The Anniston City Council voted 5-0 Tuesday to grant tax breaks to a developer interested in building a hotel at the corner of 12th and Noble streets in downtown Anniston.
Wisconsin-based developer Cobblestone operates 130 hotels in small cities in 27 states. The company is at least the third developer the city has worked with on the Noble Street site in the last decade. Council members said they have confidence this effort will yield an actual hotel.
“They do a boutique hotel that is certainly suited to our downtown,” said Councilman Jay Jenkins.
Tuesday’s vote means Cobblestone will get a 100 percent rebate on city sales taxes incurred during construction of the hotel and a 50 percent rebate on lodging and sales taxes at the finished hotel for four years. The city would also provide up to $150,000 in installation of utilities and streetscaping if needed. The city would sell the property to Cobblestone provided construction begins within a year.
The city has been trying for years to attract a hotel developer to the Noble Street site, where city leaders expect to see a growth in demand for hotel rooms once the new federal courthouse is completed downtown.
An earlier partnership with a Mississippi developer failed when one of the partners in the development company was arrested on a kidnapping charge unrelated to the hotel project. Early development at the site left a pit in the lot at the corner of 12th and Noble.
More recently, former NFL player Karlos Dansby approached the city with an ambitious plan for a 156-unit hotel, to be completed in time for the 2022 World Games in Birmingham. That plan fell through when the company working with Dansby missed a city deadline for providing plans for the hotel.
Cobblestone didn’t send a representative to the Tuesday meeting, and no one spoke at a public hearing on the tax-break offer. Jenkins said the Cobblestone offer is much more promising than earlier offers because Cobblestone is itself a hotel chain. Earlier developers were planning to build a hotel and look for a hotel chain willing to put their brand on it.
“I know the citizens of Anniston will be glad to see that hole filled,” Jenkins said.
Potential sites for new City Hall discussed
In a work session before the meeting, council members discussed a more metaphorical hole in the city’s downtown: the lack of a downtown city hall, and where to put it.
Workers tore down the old City Hall on Gurnee Avenue in 2019 after the city gave the property to the federal government as the site for a new courthouse. City offices now operate out of leased property in The Anniston Star’s headquarters on McClellan Boulevard. Council members have long maintained that they expect to move downtown when the lease ends.
At Tuesday’s meeting, City Manager Steven Folks said it’s time to start talking about that move.
“We are going to have to move back downtown, and I think it needs to be sooner rather than later,” Folks said.
Folks said one option would be to build a new city hall adjacent or connected to the City Meeting Center, where the council now holds its regular meetings.

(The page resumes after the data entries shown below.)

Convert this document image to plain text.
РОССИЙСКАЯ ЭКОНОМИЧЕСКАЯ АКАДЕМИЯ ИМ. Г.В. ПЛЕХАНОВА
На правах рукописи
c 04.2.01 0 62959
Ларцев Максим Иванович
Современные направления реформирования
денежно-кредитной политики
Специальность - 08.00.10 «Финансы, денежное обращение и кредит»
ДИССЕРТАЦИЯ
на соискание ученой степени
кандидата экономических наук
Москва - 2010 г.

Others haven’t given up on the old federal courthouse on Noble Street, which the city got in a land swap with the federal government, and which was once a prime candidate for a city hall site. City officials have since said that restrictions on renovating some of the historic courtrooms could limit the uses of that building.
Jenkins said the site still has promise.
“What I see in the federal building is the opportunity to create a civic plaza,” he said.
He said work to prepare the right site will be worth it, because the site will likely be City Hall for decades to come.
Councilwoman Ciara Smith suggested the former Winn-Dixie building near Alabama 202. Councilman D.D. Roberts asked about sites near the former Cheaha Brewing Company brewery/restaurant.
Mayor Jack Draper said he hoped the city’s past search for temporary sites would help narrow the search for a permanent city hall.
“We don’t need to look at 20 locations again,” he said.
That site search landed one Anniston councilman in hot water. Jenkins was one of the council members who voted in favor of leasing temporary city space at the Anniston Star building. His wife works in the advertising department of The Star, and the Alabama Ethics Commission in 2019 concluded that his vote amounted to a conflict of interest.
Jenkins on Monday entered a guilty plea to a charge of using a public position for personal gain. Judge Shannon Page placed him on two years of unsupervised probation and fined him $250.
Jenkins declined comment on the case Tuesday.